Debris – Keeley Forsyth [Leaf Label / Differ-Ant]

Il est des voix qui par leur profondeur et leur singularité vous saisissent dès la première écoute. Des voix qui, en donnant à entendre un cœur qui bat ou le silence d’une respiration, dessinent un paysage à la fois désertique et complètement habité. Des voix qui, en l’espace d’une poignée de secondes, laissent entrevoir toute la complexité de l’âme humaine et viennent vous hanter longtemps encore après la fin d’une chanson. Telle est la voix de Keeley Forsyth, une artiste anglaise multifacette qui avec le sublime Debris nous offre un premier album réellement fascinant.

Nouvelle venue sur la scène musicale, la quadragénaire originaire de la région de Manchester n’est pas un visage inconnu. Actrice confirmée depuis près de 25 ans, elle a marqué de sa présence magnétique plusieurs séries et super productions sans que l’on soupçonne derrière la femme de théâtre ou de cinéma la passionnée de danse et de musique qu’elle a toujours été. Grande admiratrice de la chorégraphe allemande Pina Bausch, elle a appris à se servir de son corps et de sa voix pour incarner ses rôles. Le chant et l’écriture, bien que très présents dans sa vie personnelle, sont en revanche restés une affaire privée. Et ce, jusqu’à sa rencontre avec le pianiste et compositeur de jazz Matthew Bourne. De leur collaboration est né ce premier disque surprenant et foudroyant de beauté qu’est “Debris”.
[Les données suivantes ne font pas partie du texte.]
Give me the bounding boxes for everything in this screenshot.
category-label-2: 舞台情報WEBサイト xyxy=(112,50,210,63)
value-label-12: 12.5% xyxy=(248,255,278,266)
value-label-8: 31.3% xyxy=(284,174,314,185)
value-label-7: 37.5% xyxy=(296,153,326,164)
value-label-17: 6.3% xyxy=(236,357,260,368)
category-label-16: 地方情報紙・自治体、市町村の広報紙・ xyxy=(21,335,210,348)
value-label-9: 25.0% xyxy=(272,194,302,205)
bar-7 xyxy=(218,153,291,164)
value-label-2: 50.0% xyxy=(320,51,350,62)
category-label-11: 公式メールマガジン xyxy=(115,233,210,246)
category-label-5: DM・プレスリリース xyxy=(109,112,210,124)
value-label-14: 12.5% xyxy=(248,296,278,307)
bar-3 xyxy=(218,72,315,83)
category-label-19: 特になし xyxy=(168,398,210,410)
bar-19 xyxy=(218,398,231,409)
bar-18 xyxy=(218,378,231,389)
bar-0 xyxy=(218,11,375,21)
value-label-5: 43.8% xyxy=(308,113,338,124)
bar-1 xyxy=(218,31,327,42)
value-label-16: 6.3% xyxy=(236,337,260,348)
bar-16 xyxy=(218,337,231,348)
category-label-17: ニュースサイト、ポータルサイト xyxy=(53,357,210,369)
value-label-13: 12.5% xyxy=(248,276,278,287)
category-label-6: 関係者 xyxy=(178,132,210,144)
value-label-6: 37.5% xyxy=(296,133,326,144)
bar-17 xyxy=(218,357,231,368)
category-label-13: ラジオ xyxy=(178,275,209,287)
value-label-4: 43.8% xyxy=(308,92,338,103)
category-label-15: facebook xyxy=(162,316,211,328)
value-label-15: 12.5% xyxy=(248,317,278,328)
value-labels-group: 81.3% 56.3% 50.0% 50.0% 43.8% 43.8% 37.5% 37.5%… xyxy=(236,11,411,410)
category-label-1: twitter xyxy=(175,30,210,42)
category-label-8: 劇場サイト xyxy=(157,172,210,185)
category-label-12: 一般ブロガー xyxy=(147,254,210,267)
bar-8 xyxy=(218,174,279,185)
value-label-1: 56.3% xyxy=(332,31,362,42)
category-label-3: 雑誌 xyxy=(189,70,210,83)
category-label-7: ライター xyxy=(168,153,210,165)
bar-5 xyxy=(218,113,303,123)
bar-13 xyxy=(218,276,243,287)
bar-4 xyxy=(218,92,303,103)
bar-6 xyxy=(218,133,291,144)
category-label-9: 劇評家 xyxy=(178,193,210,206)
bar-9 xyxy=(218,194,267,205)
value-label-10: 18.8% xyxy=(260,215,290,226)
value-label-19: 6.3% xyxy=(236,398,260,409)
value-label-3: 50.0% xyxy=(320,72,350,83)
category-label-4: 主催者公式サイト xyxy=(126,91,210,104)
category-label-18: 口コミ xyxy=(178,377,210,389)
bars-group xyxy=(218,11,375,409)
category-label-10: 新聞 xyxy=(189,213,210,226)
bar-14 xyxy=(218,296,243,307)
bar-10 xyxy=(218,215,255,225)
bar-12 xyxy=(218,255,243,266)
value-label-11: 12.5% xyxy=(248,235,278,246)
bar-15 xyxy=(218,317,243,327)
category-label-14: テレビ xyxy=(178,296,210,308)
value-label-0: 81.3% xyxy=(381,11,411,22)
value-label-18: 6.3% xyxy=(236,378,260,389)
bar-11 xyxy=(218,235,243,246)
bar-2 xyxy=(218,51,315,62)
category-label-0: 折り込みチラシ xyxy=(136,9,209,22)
Un disque de folk expérimental, intense et captivant, à l’écoute exigeante certes, mais à la puissance contenue impressionnante. Bâti autour de la voix exceptionnelle de l’anglaise, il en souligne toute la singularité et l’incroyable richesse en nous faisant frissonner puis lâcher prise à l’écoute de son vibrato troublant et mystérieux. Les voix capables d’une telle décharge émotionnelle sont rares. On pense à Nina Simone ou bien encore à ANOHNI avant de finalement oublier toute référence tant la performance est ici habitée. Pour habiller une telle voix, nul besoin de trop en faire et Matthew Bourne, associé au producteur Sam Hobbs, l’a parfaitement compris. La direction artistique suivie est donc volontairement minimaliste. Aussi précise qu’épurée, l’instrumentation est ainsi construite à partir d’arrangements spartiates mais délicats de quelques cordes et claviers électroniques, à côté ici d’une guitare acoustique, là d’un piano ou d’un harmonium. Ces instruments utilisés avec grande parcimonie diffusent autour de chaque morceau un halo parfois lumineux et protecteur (“Look To Yourself”, “Large Oak”), le plus souvent brumeux et mélancolique (“Debris”, “Black Bull”, “Lost”, “Butterfly”).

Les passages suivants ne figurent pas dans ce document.